Again we might quibble over the set count on arms.  Does it count separately or does the compound pushing and pulling get it done? Another topic for another day.

But there ya’ go.  The applied Schoenfeld et. al workout routine.

Believe their data? Think I’m full of shit? Then do the workout.  When you get overuse injuries and overtrain and get tendinitis, you can buy my injury nutrition recovery book.  Regardless, if you think they are in the right it’s simple:


But make up your own decision: If you believe them, do the workout above and report back on your results.

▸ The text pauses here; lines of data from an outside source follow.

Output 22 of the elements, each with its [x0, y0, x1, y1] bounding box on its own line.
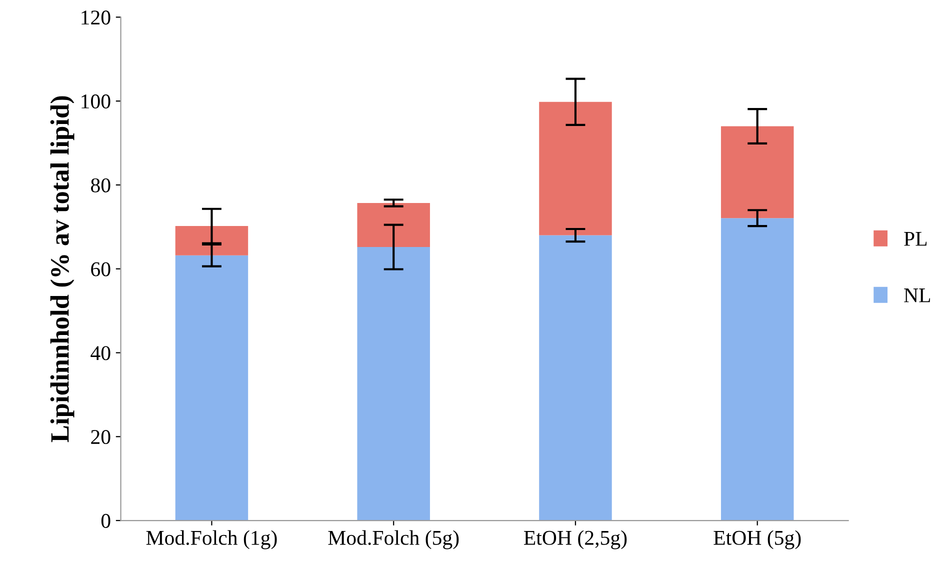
y-tick-label: 80	[91, 178, 110, 192]
y-tick-label: 60	[91, 262, 110, 276]
bar	[720, 218, 794, 521]
bar	[357, 247, 430, 521]
legend-label: NL	[904, 288, 930, 302]
y-axis-title: Lipidinnhold (% av total lipid)	[50, 96, 74, 442]
bar	[539, 102, 612, 236]
y-tick-label: 40	[90, 346, 110, 360]
x-tick-label: EtOH (2,5g)	[524, 530, 627, 550]
bar	[175, 226, 248, 256]
y-tick-label: 20	[91, 430, 110, 444]
bar	[720, 126, 794, 218]
x-tick-label: EtOH (5g)	[714, 530, 801, 550]
x-tick-label: Mod.Folch (1g)	[146, 530, 277, 550]
bar	[175, 255, 248, 521]
y-tick-label: 120	[82, 10, 110, 25]
y-tick-label: 0	[101, 514, 110, 528]
bar	[539, 235, 612, 521]
bar	[357, 202, 430, 248]
y-tick-label: 100	[82, 94, 110, 108]
legend-label: PL	[904, 232, 927, 246]
x-tick-label: Mod.Folch (5g)	[328, 530, 459, 550]
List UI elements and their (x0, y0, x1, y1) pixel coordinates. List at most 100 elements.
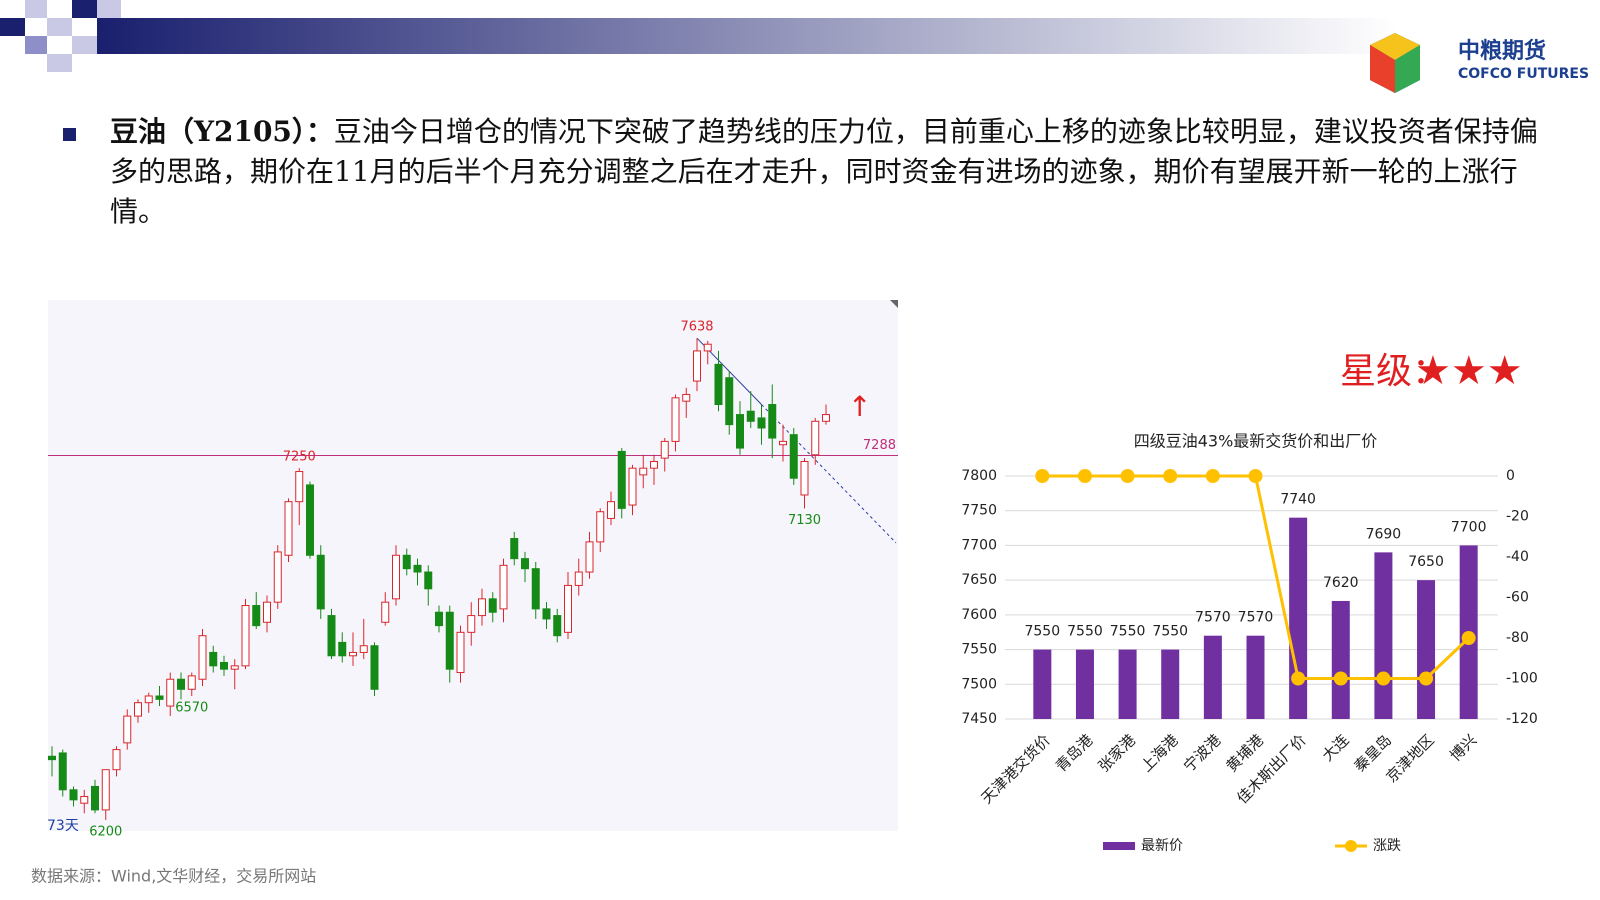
candle-body (607, 501, 615, 519)
candle-body (650, 460, 658, 469)
period-label: 73天 (47, 818, 79, 834)
candle-body (101, 769, 110, 811)
candle-body (822, 414, 830, 422)
line-point (1163, 469, 1178, 483)
y2-tick-label: -20 (1506, 509, 1529, 525)
bar-value-label: 7550 (1152, 624, 1188, 640)
rating-stars: ★★★ (1415, 348, 1523, 394)
bar (1203, 635, 1222, 719)
candle-body (746, 410, 755, 422)
y-tick-label: 7700 (961, 537, 997, 553)
candle-body (510, 538, 519, 560)
candle-body (445, 611, 454, 670)
candle-body (252, 605, 261, 627)
candle-body (671, 397, 680, 442)
line-point (1248, 469, 1263, 483)
bar-value-label: 7570 (1195, 610, 1231, 626)
candle-body (521, 558, 529, 570)
candle-body (69, 789, 78, 801)
candle-body (327, 615, 336, 657)
candle-body (768, 404, 777, 439)
legend-label: 涨跌 (1373, 838, 1401, 854)
candle-body (585, 541, 594, 573)
candle-body (316, 554, 325, 610)
y2-tick-label: -80 (1506, 630, 1529, 646)
candle-body (370, 645, 379, 690)
x-tick-label: 天津港交货价 (978, 731, 1054, 807)
bar (1033, 649, 1052, 719)
bar-value-label: 7550 (1024, 624, 1060, 640)
candle-body (91, 785, 99, 811)
bar (1417, 580, 1436, 719)
x-tick-label: 宁波港 (1180, 731, 1225, 776)
x-tick-label: 张家港 (1095, 731, 1140, 776)
bar (1161, 649, 1180, 719)
bar (1331, 600, 1350, 719)
legend-swatch (1103, 842, 1135, 850)
candle-body (58, 752, 67, 791)
line-point (1077, 469, 1092, 483)
bar-value-label: 7690 (1366, 526, 1402, 542)
y2-tick-label: -100 (1506, 671, 1538, 687)
low-label: 7130 (788, 513, 821, 528)
logo-en: COFCO FUTURES (1458, 66, 1589, 82)
y2-tick-label: -40 (1506, 549, 1529, 565)
candle-body (273, 551, 282, 603)
bar-value-label: 7570 (1238, 610, 1274, 626)
commentary: 豆油（Y2105）：豆油今日增仓的情况下突破了趋势线的压力位，目前重心上移的迹象… (110, 112, 1560, 232)
candle-body (617, 450, 626, 509)
bar (1374, 552, 1393, 719)
line-point (1461, 631, 1476, 645)
candle-body (198, 635, 207, 680)
candle-body (349, 651, 357, 657)
banner (0, 0, 1397, 72)
legend-swatch-dot (1345, 840, 1357, 852)
bar (1289, 517, 1308, 719)
candle-body (693, 350, 701, 382)
candle-panel (48, 300, 898, 831)
low-label: 6570 (175, 700, 208, 715)
legend-label: 最新价 (1141, 838, 1183, 854)
line-point (1419, 671, 1434, 686)
candle-body (123, 715, 132, 744)
y-tick-label: 7650 (961, 572, 997, 588)
candle-body (220, 661, 228, 670)
candle-body (381, 601, 390, 623)
candle-body (209, 651, 218, 667)
candle-body (531, 568, 540, 610)
candle-body (488, 598, 497, 613)
level-label: 7288 (863, 438, 896, 453)
logo: 中粮期货 COFCO FUTURES (1370, 33, 1589, 93)
candle-body (166, 678, 175, 707)
logo-cn: 中粮期货 (1458, 38, 1546, 64)
candle-body (80, 795, 89, 804)
candle-body (682, 393, 691, 402)
candle-body (413, 564, 422, 573)
rating-label: 星级： (1340, 351, 1448, 392)
line-point (1333, 671, 1348, 686)
candle-body (703, 343, 712, 352)
candle-body (499, 564, 508, 610)
low-label: 6200 (89, 824, 122, 839)
candle-body (639, 467, 648, 476)
candle-body (134, 702, 142, 717)
candle-body (553, 615, 562, 637)
panel-corner (890, 300, 898, 308)
candle-body (467, 615, 476, 633)
candle-body (779, 440, 787, 446)
candle-body (230, 665, 239, 670)
commentary-heading: 豆油（Y2105）： (110, 115, 334, 148)
candle-body (596, 511, 605, 543)
candle-body (628, 467, 637, 506)
candle-body (112, 749, 121, 771)
line-point (1205, 469, 1220, 483)
candle-body (424, 571, 433, 590)
bar-value-label: 7700 (1451, 519, 1487, 535)
candle-body (757, 417, 766, 429)
bar-value-label: 7550 (1067, 624, 1103, 640)
candle-body (736, 414, 744, 449)
candle-body (144, 695, 153, 704)
candle-body (725, 377, 734, 426)
candle-body (660, 440, 669, 459)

I love to be proven wrong and will always say I was wrong when that happens.

I also love to tell people “I told you so” and have them tell me “You were right.”

Time will tell which will occur.

See you in 8 weeks.

* I mentioned Bret Contreras above and wanted to add this comment.  Bret is listed as like the third author on the paper, right.  But what did he actually do on the paper?  Mind you, this is another issue: in most papers, the contributions of each individual author is commonly listed.  Is Bret even in the same location as Brad?  What did he contribute to the study?  As importantly, why has he remained completely quiet on the issue (so far as I can tell)?  He’s not defending it nor promoting it and one has to wonder why.